As it well deserved to be, The Inheritance was a great success, and amongst those from whom it elicited warm commendation the names of Jeffrey and Sir Walter Scott may be particularised. Some of the chief comic actors of the day wished to have it produced upon the stage, with which object the manager of Covent Garden Theatre applied to Mrs Gore, the novelist, for a dramatic version of the story. But that lady's intentions were anticipated by one Fitzball, a purveyor of transpontine wares in the kind, to whose unfitness for his task the complete failure of the play, when it came to be produced, may probably be ascribed. For in its strong, well-developed plot, and diversified characterisation, the story possesses in a high degree the chief requisites of a successful stage-play. The Inheritance has also the distinction of having furnished to Tennyson the outline of his beautiful ballad of Lady Clare.

Miss Ferrier was a very careful craftswoman—a fact to which much of her success has been attributed—and it was not until 1831 that her next book, Destiny, appeared. Much of it was written at Stirling Castle, while she was on a visit to the wife of the Governor of the garrison. The new novel was dedicated to Sir Walter Scott, to whom the authoress had good reason to feel obliged, for it was largely in consequence of his skilful bargaining that she had received for it the large sum of £1700 from Cadell. The prices paid to her by Blackwood for her two previous books had been £150 and £1000 respectively.

As The Inheritance represents the meridian of the writer's powers, so Destiny represents their decline—not because there are not some as good things, or very nearly as good things, in the latter as in the former, but because the whole is very much less good. The construction of Destiny is loose and inartificial, and almost from the outset the want of a strong frame-work which shall hold the contents together and keep them in place makes itself felt.

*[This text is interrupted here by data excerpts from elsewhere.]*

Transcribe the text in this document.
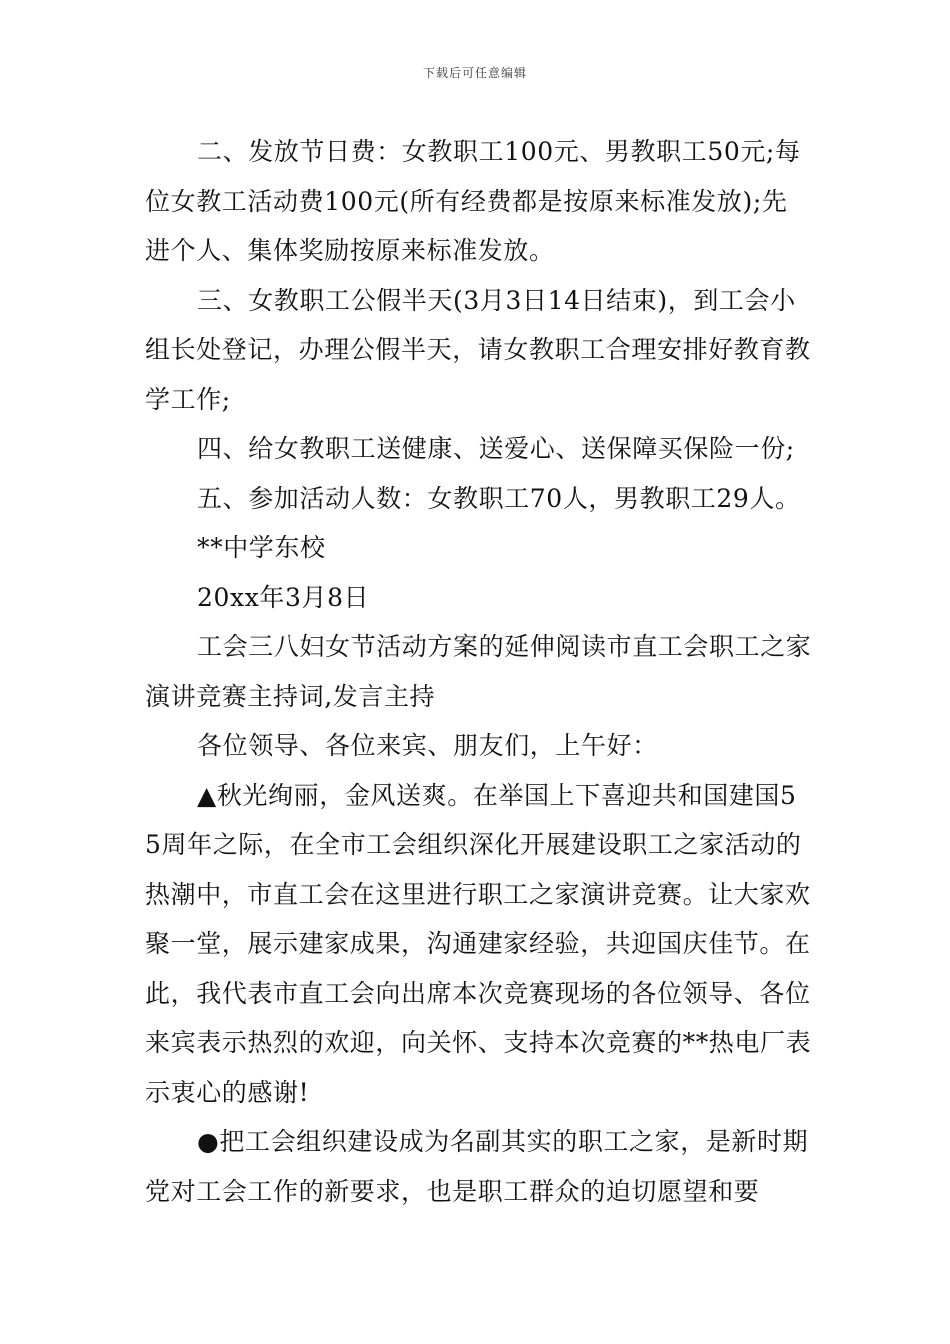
下载后可任意编辑

二、发放节日费：女教职工100元、男教职工50元;每位女教工活动费100元(所有经费都是按原来标准发放);先进个人、集体奖励按原来标准发放。

三、女教职工公假半天(3月3日14日结束)，到工会小组长处登记，办理公假半天，请女教职工合理安排好教育教学工作;

四、给女教职工送健康、送爱心、送保障买保险一份;

五、参加活动人数：女教职工70人，男教职工29人。

**中学东校

20xx年3月8日

工会三八妇女节活动方案的延伸阅读市直工会职工之家演讲竞赛主持词,发言主持

各位领导、各位来宾、朋友们，上午好：

▲秋光绚丽，金风送爽。在举国上下喜迎共和国建国55周年之际，在全市工会组织深化开展建设职工之家活动的热潮中，市直工会在这里进行职工之家演讲竞赛。让大家欢聚一堂，展示建家成果，沟通建家经验，共迎国庆佳节。在此，我代表市直工会向出席本次竞赛现场的各位领导、各位来宾表示热烈的欢迎，向关怀、支持本次竞赛的**热电厂表示衷心的感谢!

●把工会组织建设成为名副其实的职工之家，是新时期党对工会工作的新要求，也是职工群众的迫切愿望和要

Properly speaking, there are two stories in the story,—namely, that which centres in the disposal of the Inch Orran property and the adventures of Ronald Malcolm, and that which concerns itself with the development of the relations between Edith and her recalcitrant lover. In itself of course this would be no defect, but instead of being interwoven, or subordinated one to the other, the two stories are allowed to run parallel and distinct until near the end of the book. Thus their interest is dissipated—an effect which diffuseness of treatment materially increases. Idle pages and straggling incidents abound, and in fact the sense of form which was so conspicuous in The Inheritance is in Destiny conspicuous only by absence.